Do computer science. I would actually encourage computer scientists, people that are deep in technology, to actually go and do startups on blockchain. And actually, I think it’s pretty good.
I think there’s a pretty good chance of success. I think that’s wonderful advice available faster, and build something that is actually creating value for the end user. So Stan, this has been such a wonderful conversation, and kind of answered so many questions of a scale about this advice for entrepreneurs.
There’s this one question that I ask everybody who comes on the show, and I think I’ll be remiss if I did not ask you the same question. You’re a man of science, you made a leap from, you know, you were doing CS, and then, you know, you studied physics, and then, you know, you worked in AI, and you moved to Web3. What would you say to the skeptics? So what would be your one line, perhaps, suggestion for the skeptics and people who are still very skeptical about this industry, so that they can truly start living? You know, there’s like, I think on Facebook, they had this thing on the wall, you know, that you have to build things and break things.

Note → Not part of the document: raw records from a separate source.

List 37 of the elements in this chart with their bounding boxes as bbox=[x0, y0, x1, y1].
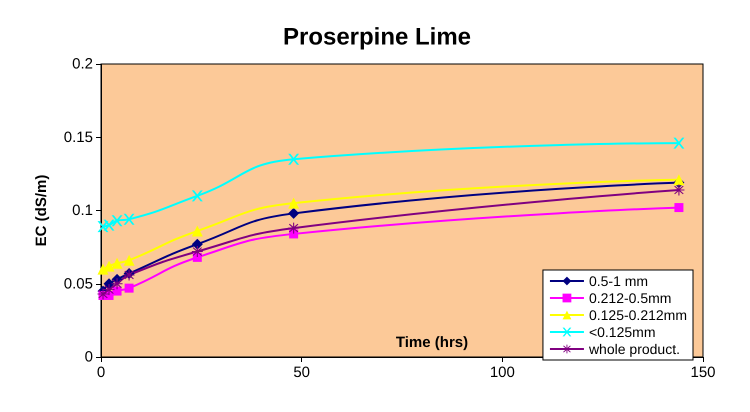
point bbox=[288, 198, 300, 209]
legend-label: 0.125-0.212mm bbox=[588, 307, 688, 323]
point bbox=[674, 203, 684, 212]
point bbox=[192, 190, 203, 202]
legend-label: 0.212-0.5mm bbox=[588, 290, 672, 306]
x-tick-label: 150 bbox=[690, 364, 716, 381]
point bbox=[104, 220, 115, 231]
point bbox=[673, 138, 684, 149]
point bbox=[112, 258, 123, 269]
y-tick-label: 0.05 bbox=[64, 275, 93, 292]
point bbox=[288, 154, 300, 165]
y-axis-title: EC (dS/m) bbox=[33, 174, 50, 246]
point bbox=[112, 215, 123, 226]
point bbox=[192, 226, 203, 237]
chart-title: Proserpine Lime bbox=[282, 24, 472, 50]
y-tick-label: 0.1 bbox=[72, 202, 93, 219]
point bbox=[104, 284, 115, 296]
legend-label: whole product. bbox=[588, 341, 680, 357]
y-tick-label: 0.2 bbox=[72, 56, 93, 72]
y-tick-label: 0 bbox=[84, 348, 93, 366]
point bbox=[673, 184, 684, 196]
legend-label: 0.5-1 mm bbox=[588, 273, 648, 289]
point bbox=[288, 222, 300, 234]
point bbox=[124, 254, 135, 266]
y-tick-label: 0.15 bbox=[64, 128, 93, 146]
x-axis-title: Time (hrs) bbox=[396, 334, 468, 351]
x-tick-label: 100 bbox=[490, 364, 515, 381]
legend-label: <0.125mm bbox=[588, 324, 656, 340]
point bbox=[673, 174, 684, 186]
point bbox=[288, 208, 300, 219]
point bbox=[112, 278, 123, 290]
point bbox=[192, 246, 203, 258]
x-tick-label: 0 bbox=[96, 364, 106, 381]
point bbox=[124, 284, 134, 293]
x-tick-label: 50 bbox=[293, 364, 310, 381]
point bbox=[192, 238, 203, 250]
point bbox=[124, 214, 135, 225]
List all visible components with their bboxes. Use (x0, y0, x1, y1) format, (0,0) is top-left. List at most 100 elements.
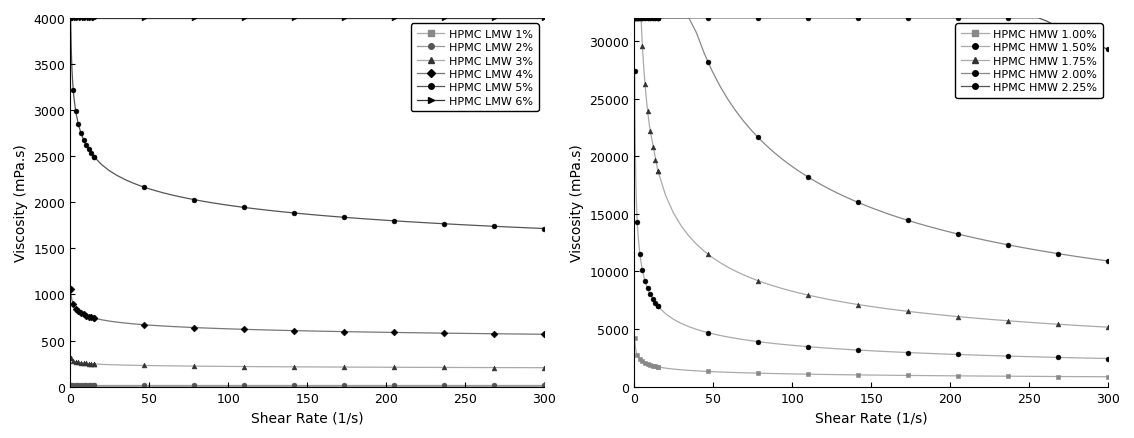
Point (849, 347, 868, 354)
Point (649, 364, 667, 371)
X-axis label: Shear Rate (1/s): Shear Rate (1/s) (815, 410, 928, 424)
Point (748, 278, 767, 285)
Point (641, 362, 659, 369)
Point (644, 15, 662, 22)
Point (65, 15, 83, 22)
Point (485, 381, 503, 389)
Point (636, 15, 654, 22)
Point (649, 303, 667, 310)
Point (335, 381, 353, 389)
Point (644, 144, 662, 151)
Point (649, 15, 667, 22)
Point (641, 15, 659, 22)
Point (435, 15, 454, 22)
Point (649, 168, 667, 175)
Point (636, 15, 654, 22)
Point (799, 174, 818, 181)
Point (641, 291, 659, 298)
Point (77, 142, 95, 149)
Point (69, 359, 87, 366)
Point (628, 15, 646, 22)
Point (1099, 355, 1117, 362)
Y-axis label: Viscosity (mPa.s): Viscosity (mPa.s) (14, 144, 28, 261)
Point (899, 308, 917, 315)
Point (1099, 374, 1117, 381)
Point (535, 381, 553, 389)
Point (435, 382, 454, 389)
Point (949, 351, 967, 358)
Point (799, 371, 818, 378)
Point (384, 382, 403, 389)
Point (638, 285, 657, 292)
Point (649, 15, 667, 22)
Point (1049, 373, 1067, 380)
Point (699, 251, 717, 258)
Point (634, 358, 652, 365)
Point (535, 382, 553, 389)
Point (185, 197, 203, 204)
Point (69, 121, 87, 128)
Point (69, 381, 87, 389)
Point (77, 312, 95, 319)
Point (67, 305, 85, 312)
Point (185, 324, 203, 331)
Point (65, 382, 83, 389)
Point (999, 15, 1017, 22)
Point (61, 15, 79, 22)
Point (285, 210, 303, 217)
Point (699, 59, 717, 66)
Point (85, 154, 103, 161)
Point (1099, 47, 1117, 54)
Point (636, 81, 654, 88)
Point (646, 15, 665, 22)
Point (85, 154, 103, 161)
Point (485, 331, 503, 338)
Point (71, 15, 90, 22)
Point (748, 370, 767, 377)
Point (999, 242, 1017, 249)
Point (641, 15, 659, 22)
Point (85, 382, 103, 389)
Point (83, 314, 101, 321)
Point (65, 87, 83, 94)
Point (628, 352, 646, 359)
Point (849, 15, 868, 22)
Point (83, 382, 101, 389)
Point (849, 301, 868, 308)
Point (999, 318, 1017, 325)
Point (384, 381, 403, 389)
Point (83, 15, 101, 22)
Point (1099, 258, 1117, 265)
Point (435, 364, 454, 371)
Point (631, 251, 649, 258)
Point (135, 382, 153, 389)
Point (631, 15, 649, 22)
Point (79, 382, 98, 389)
Point (79, 381, 98, 389)
Point (949, 313, 967, 320)
Point (646, 363, 665, 370)
Point (748, 338, 767, 345)
Point (949, 15, 967, 22)
Point (79, 360, 98, 367)
Point (71, 360, 90, 367)
Point (71, 382, 90, 389)
Point (626, 15, 644, 22)
Point (644, 362, 662, 369)
Point (646, 15, 665, 22)
Point (699, 368, 717, 375)
Point (335, 214, 353, 221)
Point (75, 381, 93, 389)
Point (631, 15, 649, 22)
Point (634, 15, 652, 22)
Point (335, 15, 353, 22)
Point (628, 15, 646, 22)
Point (748, 15, 767, 22)
Point (649, 168, 667, 175)
Point (67, 381, 85, 389)
Point (335, 364, 353, 371)
Legend: HPMC LMW 1%, HPMC LMW 2%, HPMC LMW 3%, HPMC LMW 4%, HPMC LMW 5%, HPMC LMW 6%: HPMC LMW 1%, HPMC LMW 2%, HPMC LMW 3%, H… (412, 25, 539, 112)
Point (65, 301, 83, 308)
Point (999, 373, 1017, 380)
Point (71, 130, 90, 137)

So essentially, all things in the world are experimental. It’s actually totally okay to fail. And in society, in the new society that we have, there will be a new generation.
This new generation will use computers in a way we don’t even imagine how they will use them. And blockchain will be definitely native to them. So the reason why blockchain will ultimately get successful is because of people that are now like teenagers.
For them, it is going to be the technology they will use every second, you know. So we are building something for the children, essentially, they will use it. And no matter what happens in the meantime, there may be some crypto winters, crypto summers, I think the result will be fantastic.
And I also would like to thank you so much for inviting me to this podcast. I think it was a very meaningful conversation. I also think we need to have like slower conversations, deeper, and anytime I’ll be happy to get back to this podcast.
Also, our listeners, please, if you have any additional questions, tweet these questions to me. I really love when people ask interesting questions on Twitter. So please, let’s continue this conversation and I’ll be always happy to come back to this podcast.
Thank you so much, Stan. This has been a really insightful conversation. And yeah, let me just stop the recording once and then, you know, we can talk about it.
You can perhaps come back because I would love to have a deeper conversation as well. I feel like I have so many more questions to ask you. So thank you again.
Thank you so much. Great. Thank you so much.